Dans ce long monologue, dans un style narratif très brut (qui m'a rappelé celui de
Sandrine Collette avec le personnage de Liam dans
On était des loups), on suit le fil des pensées de celui qui s'avère être un professeur d'université dans la cinquantaine. Il va peu à peu raconter son aventure rocambolesque ; il est subitement kidnappé en pleine rue par des hommes, conduit dans un hangar dans lequel il va se retrouver parqué avec un millier d'hommes comme un
animal. Là, il va subir la promiscuité, la faim, la soif, mais surtout pire que tout, il ne comprend pas pourquoi il est là. Qu'a-t-il fait ? au nom de quoi est-il enfermé ? pour quel crime réel ou fictif ? et les autres ?
Le narrateur semble dans un état de sidération tel que cet état va l'empêcher de communiquer et de réfléchir sur les raisons de son enfermement.

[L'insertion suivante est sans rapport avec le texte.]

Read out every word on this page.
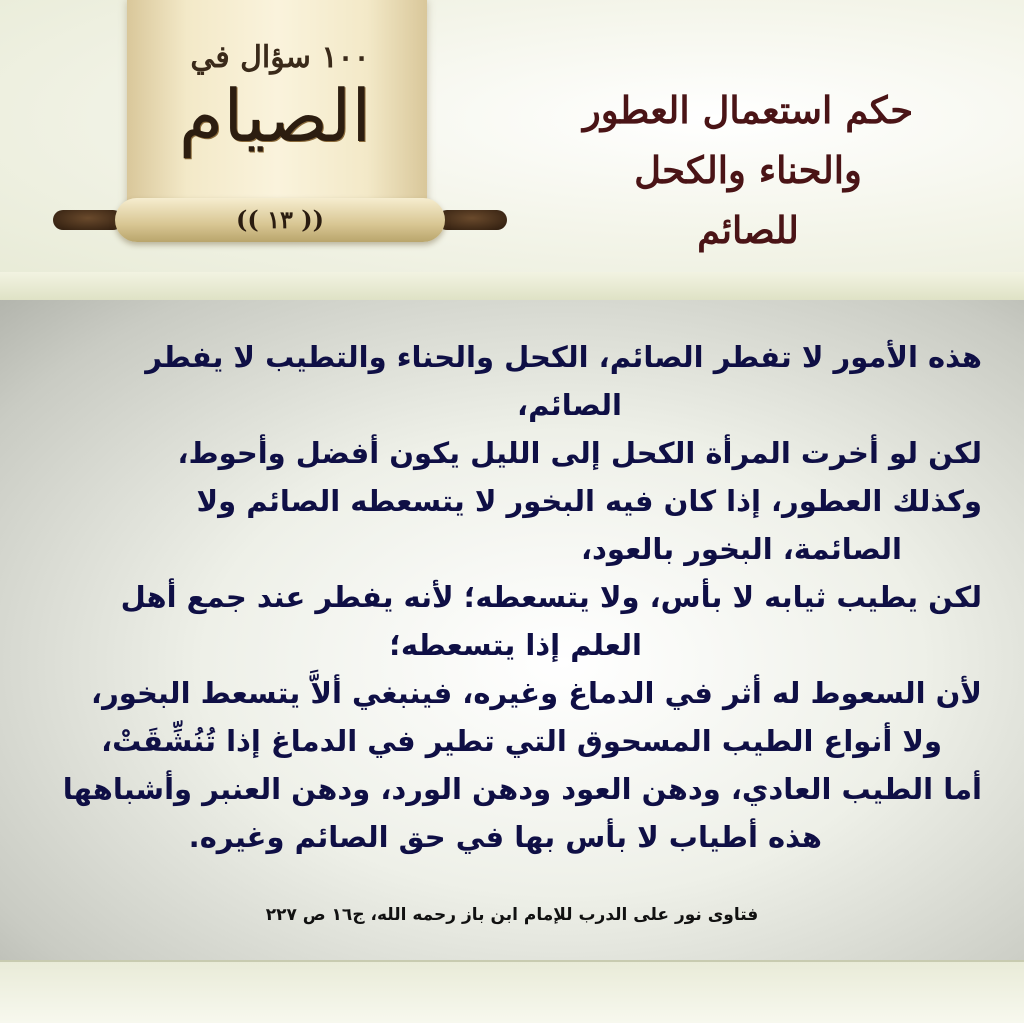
١٠٠ سؤال في
الصيام
(( ١٣ ))
حكم استعمال العطور
والحناء والكحل
للصائم
هذه الأمور لا تفطر الصائم، الكحل والحناء والتطيب لا يفطر
الصائم،
لكن لو أخرت المرأة الكحل إلى الليل يكون أفضل وأحوط،
وكذلك العطور، إذا كان فيه البخور لا يتسعطه الصائم ولا
الصائمة، البخور بالعود،
لكن يطيب ثيابه لا بأس، ولا يتسعطه؛ لأنه يفطر عند جمع أهل
العلم إذا يتسعطه؛
لأن السعوط له أثر في الدماغ وغيره، فينبغي ألاَّ يتسعط البخور،
ولا أنواع الطيب المسحوق التي تطير في الدماغ إذا تُنُشِّقَتْ،
أما الطيب العادي، ودهن العود ودهن الورد، ودهن العنبر وأشباهها
هذه أطياب لا بأس بها في حق الصائم وغيره.
فتاوى نور على الدرب للإمام ابن باز رحمه الله، ج١٦ ص ٢٢٧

Dans sa propre prison mentale, il retourne fiévreusement ses multiples interrogations.
Du fait de cette perte de repères, le lecteur peut calquer toutes sortes d'images sur les épreuves vécues par le personnage : migrants, Shoah, prisonniers politiques …
Ce n'est là que la première étape d'un voyage que je ne raconterai pas plus en détail pour ne pas gâcher les effets de surprise.
Comme le narrateur, le lecteur entre dans un questionnement permanent auquel il ne reçoit aucune réponse, si ce n'est celle qu'il est peut-être prêt à entendre ou capable de formuler lui-même.
C'est la force de ce livre, il nous questionne sur de multiples sujets de société en très peu de pages : la réalité vs l'utopie, l'individualisme vs le groupe, l'oppression d'un régime sur les individus … Quelle place pour chacun dans la société, jeune ou vieux ? Quels idéaux ? Quelles utopies, quelles révolutions le monde porte-t-il encore en lui ? Qui pour y croire encore ?
Qu'est-ce-que notre vie, qui sommes-nous ? vivons-nous dans notre propre représentation, que se passe-t-il le jour où nos chimères deviennent réalité ? pouvons-nous toucher du doigt nos rêves les plus fous ? le rêve est-il plus beau que la réalité, même celle ardemment désirée ? Quel est notre rapport à l'autre, qu'aimons-nous chez lui ? ce qu'il est ou ce qu'il représente ?
Un livre déroutant à lire non pour trouver des réponses mais se poser des questions.
L'écriture à l'os de l'auteure m'a interpellée, avec une économie de mots, des concepts plus que de réels personnages, elle arrive à faire passer un nombre foisonnant d'idées. Une réflexion poussée et originale qui m'a réellement bluffée. J'ai retrouvé dans ce texte très court la puissance d'écriture d'
Emilienne Malfatto (
Que sur toi se lamente le Tigre), preuve que la qualité d'un texte ne se mesure au nombre de ses pages.
Une auteure au style percutant à suivre pour les réflexions et interrogations qu'elle suscite chez le lecteur. Un livre à lire et à relire, à la frontière du réel et de l'imaginaire, qui va me poursuivre et m'interroger pendant quelques temps je pense.